Paging Peter Parker: Scientists have taken another step closer to producing viable artificial spider silk by zooming-in on the nanoscopic structure of the natural, spider-made stuff, using the brightest X-ray beams in the Western Hemisphere.
And as it turns out, despite the intricate and deliberate patterns woven by common orb spiders, the strongest part of their silk — the threads called dragline silk, which are used to create the scaffolding of the entire web — are mostly made up of extremely random and disordered atoms on the nanoscale, according to the results of a new study by scientists in Arizona and Illinois.
In fact, between 85 and 90 percent of orb spiders’ dragline silk fibers are “amorphous regions,” comprised of random, disorganized atoms, which researchers believe are responsible for providing the silk with its extreme elasticity.
The remaining 15 to 10 percent of the silk is a highly-orderly crystalline lattice structure of atoms which gives the silk its amazing strength — as strong as steel.
See the difference between the orderly regions (multicolored) and random amorphous (blue) in the following image of X-ray data provided by Argonne National Laboratory in Illinois, where the study took place.
“These techniques we develop are getting us closer and closer to know the exact molecular structures within natural spider silk,” said Jeff Yarger, a biochemistry professor at Arizona State University and one of the lead researchers of the study, in an email to TPM.
“This knowledge is required in order to develop synthetic spider silk,” Yarger added.
Scientists have already managed to bioengineer spider silk out of silk worms and goats’ milk, but as Yarger pointed out, they aren’t quite as good as the spider-made silk.

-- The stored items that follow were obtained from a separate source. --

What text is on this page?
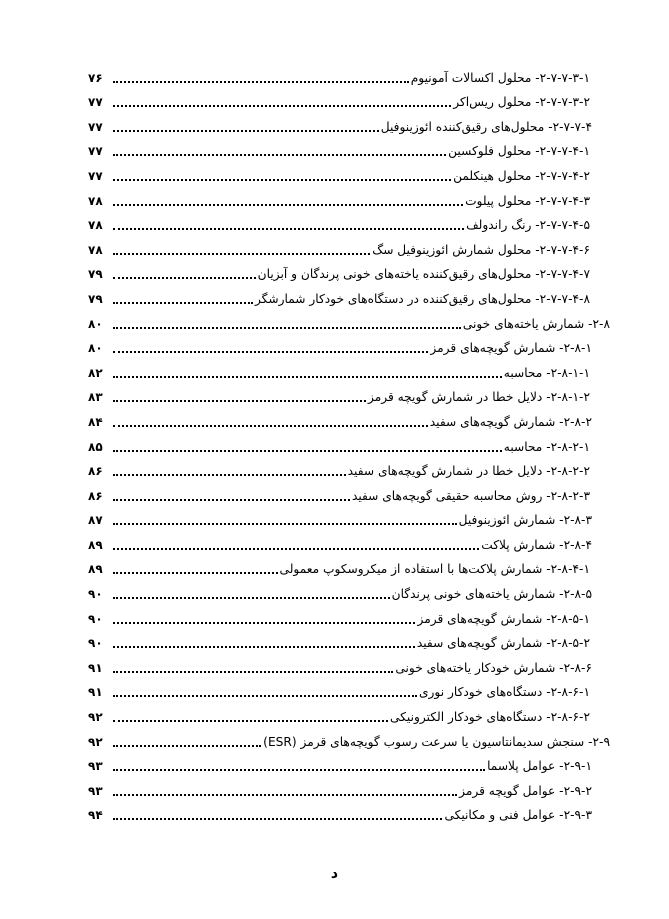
۲-۷-۷-۳-۱- محلول اکسالات آمونیوم
۷۶
۲-۷-۷-۳-۲- محلول ریس‌اکر
۷۷
۲-۷-۷-۴- محلول‌های رقیق‌کننده ائوزینوفیل
۷۷
۲-۷-۷-۴-۱- محلول فلوکسین
۷۷
۲-۷-۷-۴-۲- محلول هینکلمن
۷۷
۲-۷-۷-۴-۳- محلول پیلوت
۷۸
۲-۷-۷-۴-۵- رنگ راندولف
۷۸
۲-۷-۷-۴-۶- محلول شمارش ائوزینوفیل سگ
۷۸
۲-۷-۷-۴-۷- محلول‌های رقیق‌کننده یاخته‌های خونی پرندگان و آبزیان
۷۹
۲-۷-۷-۴-۸- محلول‌های رقیق‌کننده در دستگاه‌های خودکار شمارشگر
۷۹
۲-۸- شمارش یاخته‌های خونی
۸۰
۲-۸-۱- شمارش گویچه‌های قرمز
۸۰
۲-۸-۱-۱- محاسبه
۸۲
۲-۸-۱-۲- دلایل خطا در شمارش گویچه قرمز
۸۳
۲-۸-۲- شمارش گویچه‌های سفید
۸۴
۲-۸-۲-۱- محاسبه
۸۵
۲-۸-۲-۲- دلایل خطا در شمارش گویچه‌های سفید
۸۶
۲-۸-۲-۳- روش محاسبه حقیقی گویچه‌های سفید
۸۶
۲-۸-۳- شمارش ائوزینوفیل
۸۷
۲-۸-۴- شمارش پلاکت
۸۹
۲-۸-۴-۱- شمارش پلاکت‌ها با استفاده از میکروسکوپ معمولی
۸۹
۲-۸-۵- شمارش یاخته‌های خونی پرندگان
۹۰
۲-۸-۵-۱- شمارش گویچه‌های قرمز
۹۰
۲-۸-۵-۲- شمارش گویچه‌های سفید
۹۰
۲-۸-۶- شمارش خودکار یاخته‌های خونی
۹۱
۲-۸-۶-۱- دستگاه‌های خودکار نوری
۹۱
۲-۸-۶-۲- دستگاه‌های خودکار الکترونیکی
۹۲
۲-۹- سنجش سدیمانتاسیون یا سرعت رسوب گویچه‌های قرمز (ESR)
۹۲
۲-۹-۱- عوامل پلاسما
۹۳
۲-۹-۲- عوامل گویچه قرمز
۹۳
۲-۹-۳- عوامل فنی و مکانیکی
۹۴
د
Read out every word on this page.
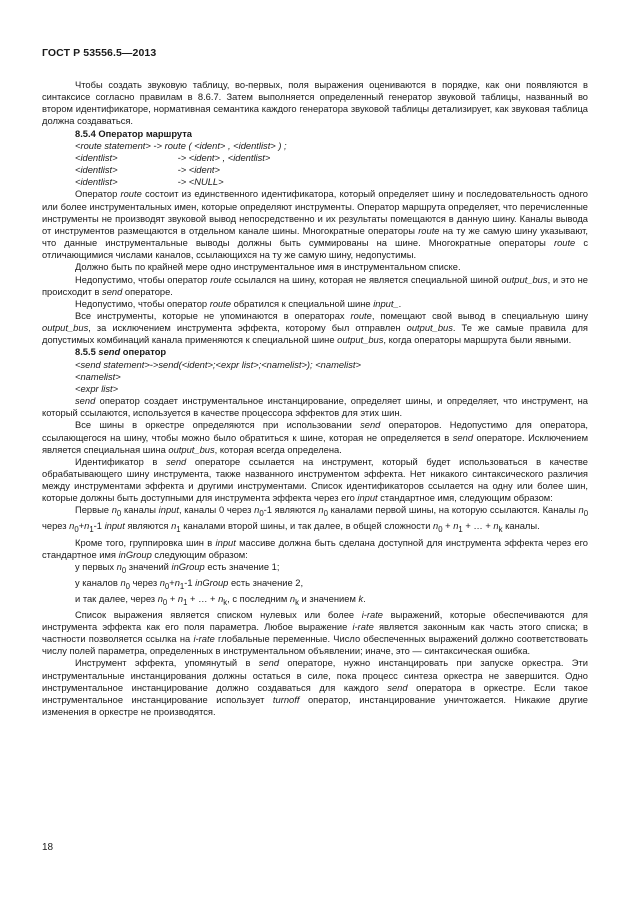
ГОСТ Р 53556.5—2013

Чтобы создать звуковую таблицу, во-первых, поля выражения оцениваются в порядке, как они появляются в синтаксисе согласно правилам в 8.6.7. Затем выполняется определенный генератор звуковой таблицы, названный во втором идентификаторе, нормативная семантика каждого генератора звуковой таблицы детализирует, как звуковая таблица должна создаваться.

8.5.4 Оператор маршрута

<route statement> -> route ( <ident> , <identlist> ) ;

<identlist>	-> <ident> , <identlist>

<identlist>	-> <ident>

<identlist>	-> <NULL>

Оператор route состоит из единственного идентификатора, который определяет шину и последовательность одного или более инструментальных имен, которые определяют инструменты. Оператор маршрута определяет, что перечисленные инструменты не производят звуковой вывод непосредственно и их результаты помещаются в данную шину. Каналы вывода от инструментов размещаются в отдельном канале шины. Многократные операторы route на ту же самую шину указывают, что данные инструментальные выводы должны быть суммированы на шине. Многократные операторы route с отличающимися числами каналов, ссылающихся на ту же самую шину, недопустимы.

Должно быть по крайней мере одно инструментальное имя в инструментальном списке.

Недопустимо, чтобы оператор route ссылался на шину, которая не является специальной шиной output_bus, и это не происходит в send операторе.

Недопустимо, чтобы оператор route обратился к специальной шине input_.

Все инструменты, которые не упоминаются в операторах route, помещают свой вывод в специальную шину output_bus, за исключением инструмента эффекта, которому был отправлен output_bus. Те же самые правила для допустимых комбинаций канала применяются к специальной шине output_bus, когда операторы маршрута были явными.

8.5.5 send оператор

<send statement>->send(<ident>;<expr list>;<namelist>); <namelist>

<namelist>

<expr list>

send оператор создает инструментальное инстанцирование, определяет шины, и определяет, что инструмент, на который ссылаются, используется в качестве процессора эффектов для этих шин.

Все шины в оркестре определяются при использовании send операторов. Недопустимо для оператора, ссылающегося на шину, чтобы можно было обратиться к шине, которая не определяется в send операторе. Исключением является специальная шина output_bus, которая всегда определена.

Идентификатор в send операторе ссылается на инструмент, который будет использоваться в качестве обрабатывающего шину инструмента, также названного инструментом эффекта. Нет никакого синтаксического различия между инструментами эффекта и другими инструментами. Список идентификаторов ссылается на одну или более шин, которые должны быть доступными для инструмента эффекта через его input стандартное имя, следующим образом:

Первые $n_0$ каналы input, каналы 0 через $n_0-1$ являются $n_0$ каналами первой шины, на которую ссылаются. Каналы $n_0$ через $n_0+n_1-1$ input являются $n_1$ каналами второй шины, и так далее, в общей сложности $n_0 + n_1$ + … + $n_k$ каналы.

Кроме того, группировка шин в input массиве должна быть сделана доступной для инструмента эффекта через его стандартное имя inGroup следующим образом:

у первых $n_0$ значений inGroup есть значение 1;

у каналов $n_0$ через $n_0+n_1-1$ inGroup есть значение 2,

и так далее, через $n_0 + n_1$ + … + $n_k$, с последним $n_k$ и значением k.

Список выражения является списком нулевых или более i-rate выражений, которые обеспечиваются для инструмента эффекта как его поля параметра. Любое выражение i-rate является законным как часть этого списка; в частности позволяется ссылка на i-rate глобальные переменные. Число обеспеченных выражений должно соответствовать числу полей параметра, определенных в инструментальном объявлении; иначе, это — синтаксическая ошибка.

Инструмент эффекта, упомянутый в send операторе, нужно инстанцировать при запуске оркестра. Эти инструментальные инстанцирования должны остаться в силе, пока процесс синтеза оркестра не завершится. Одно инструментальное инстанцирование должно создаваться для каждого send оператора в оркестре. Если такое инструментальное инстанцирование использует turnoff оператор, инстанцирование уничтожается. Никакие другие изменения в оркестре не производятся.

18
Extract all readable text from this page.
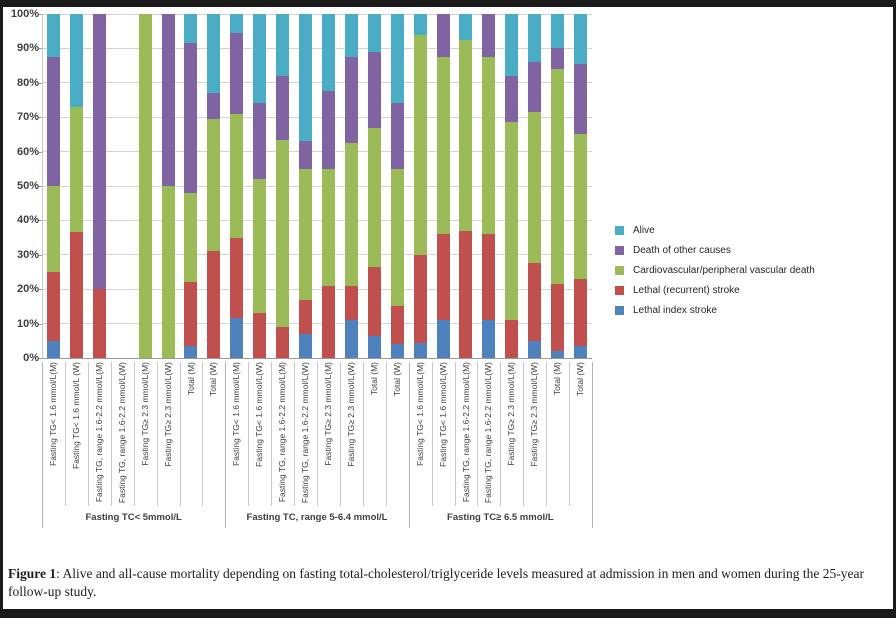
0%
10%
20%
30%
40%
50%
60%
70%
80%
90%
100%
Fasting TG< 1.6 mmol/L(M)	Fasting TG< 1.6 mmol/L (W)	Fasting TG, range 1.6-2.2 mmol/L(M)	Fasting TG, range 1.6-2.2 mmol/L(W)	Fasting TG≥ 2.3 mmol/L(M)	Fasting TG≥ 2.3 mmol/L(W)	Total (M)	Total (W)	Fasting TG< 1.6 mmol/L(M)	Fasting TG< 1.6 mmol/L(W)	Fasting TG, range 1.6-2.2 mmol/L(M)	Fasting TG, range 1.6-2.2 mmol/L(W)	Fasting TG≥ 2.3 mmol/L(M)	Fasting TG≥ 2.3 mmol/L(W)	Total (M)	Total (W)	Fasting TG< 1.6 mmol/L(M)	Fasting TG< 1.6 mmol/L(W)	Fasting TG, range 1.6-2.2 mmol/L(M)	Fasting TG, range 1.6-2.2 mmol/L(W)	Fasting TG≥ 2.3 mmol/L(M)	Fasting TG≥ 2.3 mmol/L(W)	Total (M)	Total (W)
Fasting TC< 5mmol/L	Fasting TC, range 5-6.4 mmol/L	Fasting TC≥ 6.5 mmol/L
Alive
Death of other causes
Cardiovascular/peripheral vascular death
Lethal (recurrent) stroke
Lethal index stroke

Figure 1: Alive and all-cause mortality depending on fasting total-cholesterol/triglyceride levels measured at admission in men and women during the 25-year follow-up study.
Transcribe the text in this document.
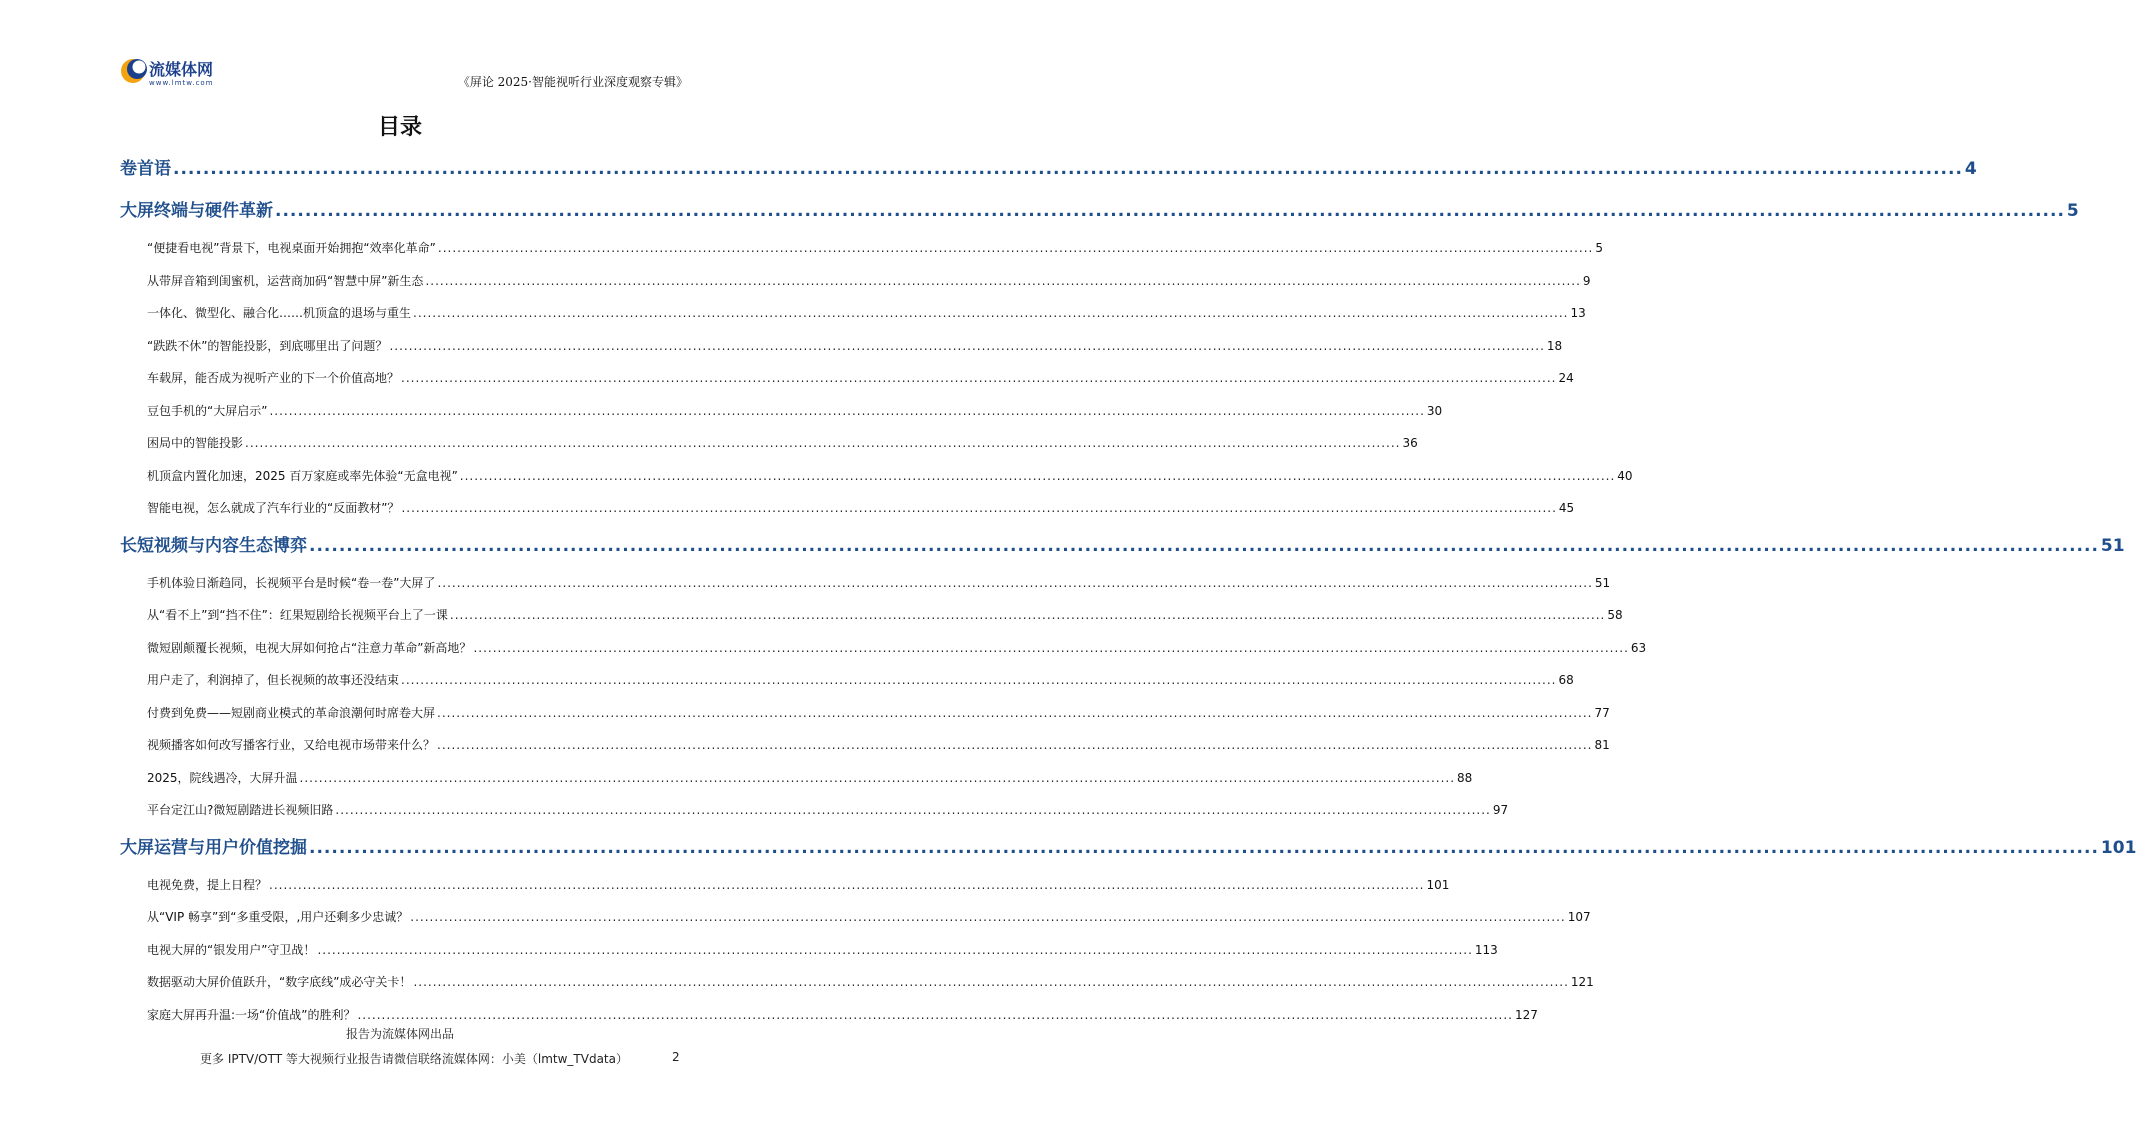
流媒体网
www.lmtw.com	《屏论 2025·智能视听行业深度观察专辑》
目录
卷首语 .....	4
大屏终端与硬件革新 .....	5
“便捷看电视”背景下，电视桌面开始拥抱“效率化革命” .....	5
从带屏音箱到闺蜜机，运营商加码“智慧中屏”新生态 .....	9
一体化、微型化、融合化……机顶盒的退场与重生 .....	13
“跌跌不休”的智能投影，到底哪里出了问题？ .....	18
车载屏，能否成为视听产业的下一个价值高地？ .....	24
豆包手机的“大屏启示” .....	30
困局中的智能投影 .....	36
机顶盒内置化加速，2025 百万家庭或率先体验“无盒电视” .....	40
智能电视，怎么就成了汽车行业的“反面教材”？ .....	45
长短视频与内容生态博弈 .....	51
手机体验日渐趋同，长视频平台是时候“卷一卷”大屏了 .....	51
从“看不上”到“挡不住”：红果短剧给长视频平台上了一课 .....	58
微短剧颠覆长视频，电视大屏如何抢占“注意力革命”新高地？ .....	63
用户走了，利润掉了，但长视频的故事还没结束 .....	68
付费到免费——短剧商业模式的革命浪潮何时席卷大屏 .....	77
视频播客如何改写播客行业，又给电视市场带来什么？ .....	81
2025，院线遇冷，大屏升温 .....	88
平台定江山?微短剧踏进长视频旧路 .....	97
大屏运营与用户价值挖掘 .....	101
电视免费，提上日程？ .....	101
从“VIP 畅享”到“多重受限，,用户还剩多少忠诚？ .....	107
电视大屏的“银发用户”守卫战！ .....	113
数据驱动大屏价值跃升，“数字底线”成必守关卡！ .....	121
家庭大屏再升温:一场“价值战”的胜利？ .....	127
报告为流媒体网出品
更多 IPTV/OTT 等大视频行业报告请微信联络流媒体网：小美（lmtw_TVdata）	2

“The problem is that these synthetic silks do not form the correct secondary and tertiary structures that natural spider silk fibers form,” Yarger told TPM.
The thought is that by getting a better view at what makes up real spider silk, scientists will be able to better replicate it on their own.
“Previously scientists had concentrated on the more ordered crystalline regions even though they form a minority of the fiber,” said Chris Benmore, an X-ray scientist on the project, in an email to TPM.
Benmore works specifically at the Advanced Photon Source (APS), the high-powered x-ray facility used to get the new close-up of the spider silk. The APS is a synchrotron facility — a giant particle accelerator measuring over a half-mile around, located at the Argonne National Laboratory in Argonne, Illinois, near Chicago and funded by the Department of Energy.
Scientists from around the country and the globe are allowed to use the x-rays for their own research projects. As Argonne explains, the APS is “open to everyone who has a need for extremely brilliant x-ray photon beams.”
In this case, the APS high-energy X-rays allowed Yarger and his colleagues to achieve an unprecedented level of detail when it came to imaging the amorphous regions of spider silk, zooming in to 10 million times magnification.
“We have recently developed a very powerful high energy x-ray probe at the APS which does not destroy the sample (which is a problem with lower energy x-rays) and provides a detailed insight into both the amorphous and crystalline regions of the spider silk,” Benmore explained.
The results of the X-ray study were published in a paper in the journal Physical Review Letters in late April.